To Reproduce Steps to reproduce the behavior: I am using this type of loop, with fp16 enabled: model_engine, optimizer, trainloader, lr_scheduler = deepspeed.initialize(...) for epoch in range(config['epochs']): for step, data in enumerate(loop): logits = model_engine(...) loss = compute_loss(...) model_engine.backward(loss) model_engine.step() print("learning_rate" + str(lr_scheduler.get_last_lr()[0]))
Expected behavior get_last_lr() should work with or without fp16
System info (please complete the following information):
- OS: Ubuntu 18.04
- GPU count and types: two machines with x8 A100s each
- Python version: 3.8
- Any other relevant info about your setup openmpi4.1.0 cuda11.1 cudnn8 torch1.9
Launcher context Launching experiment with azure MPI
Docker context mcr.microsoft.com/azureml/openmpi4.1.0-cuda11.1-cudnn8-ubuntu18.04
** Deepspeed config file ** distillation_deepspeed_config_fp16.txt
@mbetser, thanks for reporting this error.
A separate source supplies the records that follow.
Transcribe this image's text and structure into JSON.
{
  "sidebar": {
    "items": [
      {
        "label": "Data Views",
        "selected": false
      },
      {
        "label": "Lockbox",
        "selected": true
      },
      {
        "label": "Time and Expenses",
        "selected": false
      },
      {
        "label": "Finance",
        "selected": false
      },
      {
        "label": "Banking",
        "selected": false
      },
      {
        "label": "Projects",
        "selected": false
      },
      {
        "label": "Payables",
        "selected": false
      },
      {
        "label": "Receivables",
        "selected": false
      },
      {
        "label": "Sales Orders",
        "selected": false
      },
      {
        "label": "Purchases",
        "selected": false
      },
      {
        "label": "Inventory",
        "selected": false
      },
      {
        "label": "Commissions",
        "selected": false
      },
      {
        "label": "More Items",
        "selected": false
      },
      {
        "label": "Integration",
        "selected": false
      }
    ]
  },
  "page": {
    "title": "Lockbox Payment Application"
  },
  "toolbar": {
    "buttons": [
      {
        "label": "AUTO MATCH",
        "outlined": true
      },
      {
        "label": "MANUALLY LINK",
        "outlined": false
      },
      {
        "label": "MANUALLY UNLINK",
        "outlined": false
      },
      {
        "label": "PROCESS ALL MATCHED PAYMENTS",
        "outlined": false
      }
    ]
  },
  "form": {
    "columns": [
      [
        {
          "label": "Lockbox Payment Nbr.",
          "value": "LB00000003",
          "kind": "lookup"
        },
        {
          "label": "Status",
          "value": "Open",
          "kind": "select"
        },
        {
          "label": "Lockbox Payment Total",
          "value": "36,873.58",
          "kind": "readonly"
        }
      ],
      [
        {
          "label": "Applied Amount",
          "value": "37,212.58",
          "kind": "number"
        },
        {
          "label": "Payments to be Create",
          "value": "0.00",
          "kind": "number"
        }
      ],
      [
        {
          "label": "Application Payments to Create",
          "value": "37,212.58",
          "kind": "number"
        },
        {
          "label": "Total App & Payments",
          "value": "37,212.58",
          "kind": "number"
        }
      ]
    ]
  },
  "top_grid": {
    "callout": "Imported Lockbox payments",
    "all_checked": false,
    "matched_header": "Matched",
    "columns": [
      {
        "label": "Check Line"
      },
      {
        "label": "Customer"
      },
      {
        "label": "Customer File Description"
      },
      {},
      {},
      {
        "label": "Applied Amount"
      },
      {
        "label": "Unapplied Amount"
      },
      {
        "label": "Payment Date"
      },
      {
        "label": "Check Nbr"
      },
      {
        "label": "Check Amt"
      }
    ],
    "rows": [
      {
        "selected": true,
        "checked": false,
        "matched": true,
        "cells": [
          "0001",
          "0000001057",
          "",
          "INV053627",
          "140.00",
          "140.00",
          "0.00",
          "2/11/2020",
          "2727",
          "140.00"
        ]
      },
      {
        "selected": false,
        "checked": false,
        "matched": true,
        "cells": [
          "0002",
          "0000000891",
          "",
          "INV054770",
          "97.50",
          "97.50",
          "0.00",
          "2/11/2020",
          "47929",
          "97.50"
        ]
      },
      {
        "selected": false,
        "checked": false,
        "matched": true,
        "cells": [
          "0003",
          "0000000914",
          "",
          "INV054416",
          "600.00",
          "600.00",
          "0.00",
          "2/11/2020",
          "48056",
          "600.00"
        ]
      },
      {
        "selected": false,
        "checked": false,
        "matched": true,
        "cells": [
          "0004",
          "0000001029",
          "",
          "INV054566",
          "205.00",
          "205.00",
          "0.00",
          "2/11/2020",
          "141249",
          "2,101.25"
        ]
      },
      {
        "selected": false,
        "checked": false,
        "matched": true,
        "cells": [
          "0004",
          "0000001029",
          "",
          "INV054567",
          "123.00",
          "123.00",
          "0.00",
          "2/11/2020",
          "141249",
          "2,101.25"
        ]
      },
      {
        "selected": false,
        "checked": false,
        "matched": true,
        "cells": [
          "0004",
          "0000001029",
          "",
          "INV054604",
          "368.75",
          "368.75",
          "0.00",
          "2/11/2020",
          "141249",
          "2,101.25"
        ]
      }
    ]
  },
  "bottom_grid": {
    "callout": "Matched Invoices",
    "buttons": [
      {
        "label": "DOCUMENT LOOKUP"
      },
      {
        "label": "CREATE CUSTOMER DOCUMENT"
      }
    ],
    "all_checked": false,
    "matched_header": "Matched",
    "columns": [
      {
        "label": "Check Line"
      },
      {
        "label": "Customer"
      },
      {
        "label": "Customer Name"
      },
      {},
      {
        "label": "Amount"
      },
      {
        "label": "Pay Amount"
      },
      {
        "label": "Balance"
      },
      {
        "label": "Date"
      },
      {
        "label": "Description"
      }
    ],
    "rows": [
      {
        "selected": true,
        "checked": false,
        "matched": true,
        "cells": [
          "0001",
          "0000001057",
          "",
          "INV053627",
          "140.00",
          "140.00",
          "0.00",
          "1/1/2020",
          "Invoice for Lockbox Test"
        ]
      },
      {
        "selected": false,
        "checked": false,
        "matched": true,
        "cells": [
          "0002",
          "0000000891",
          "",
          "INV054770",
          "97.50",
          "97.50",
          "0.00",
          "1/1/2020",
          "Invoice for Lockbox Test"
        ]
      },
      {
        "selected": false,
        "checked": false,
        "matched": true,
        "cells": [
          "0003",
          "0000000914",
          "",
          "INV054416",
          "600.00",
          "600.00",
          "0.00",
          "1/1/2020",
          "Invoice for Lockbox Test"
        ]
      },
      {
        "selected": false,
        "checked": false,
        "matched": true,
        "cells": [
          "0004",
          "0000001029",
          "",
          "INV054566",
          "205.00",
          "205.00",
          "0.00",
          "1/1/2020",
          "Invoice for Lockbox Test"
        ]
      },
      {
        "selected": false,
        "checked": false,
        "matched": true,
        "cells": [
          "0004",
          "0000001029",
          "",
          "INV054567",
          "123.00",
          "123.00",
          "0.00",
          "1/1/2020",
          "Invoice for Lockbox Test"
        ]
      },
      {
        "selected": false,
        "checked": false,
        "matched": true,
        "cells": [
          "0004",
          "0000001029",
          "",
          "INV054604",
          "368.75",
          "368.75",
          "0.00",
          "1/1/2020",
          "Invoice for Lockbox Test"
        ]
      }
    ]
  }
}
Can you please share a simple script and steps to reproduce this issue?
@tjruwase
I have the same issue when I used this repo to train the model. The only change is set the precision to FP16
Hi @mbetser I was unable to repro the issue occurring only for fp16 I ran into the error regardless of data type. The solution is to either pass in an lr scheduler during initialization or through the ds_config as shown here.
Closing because it's such an old issue.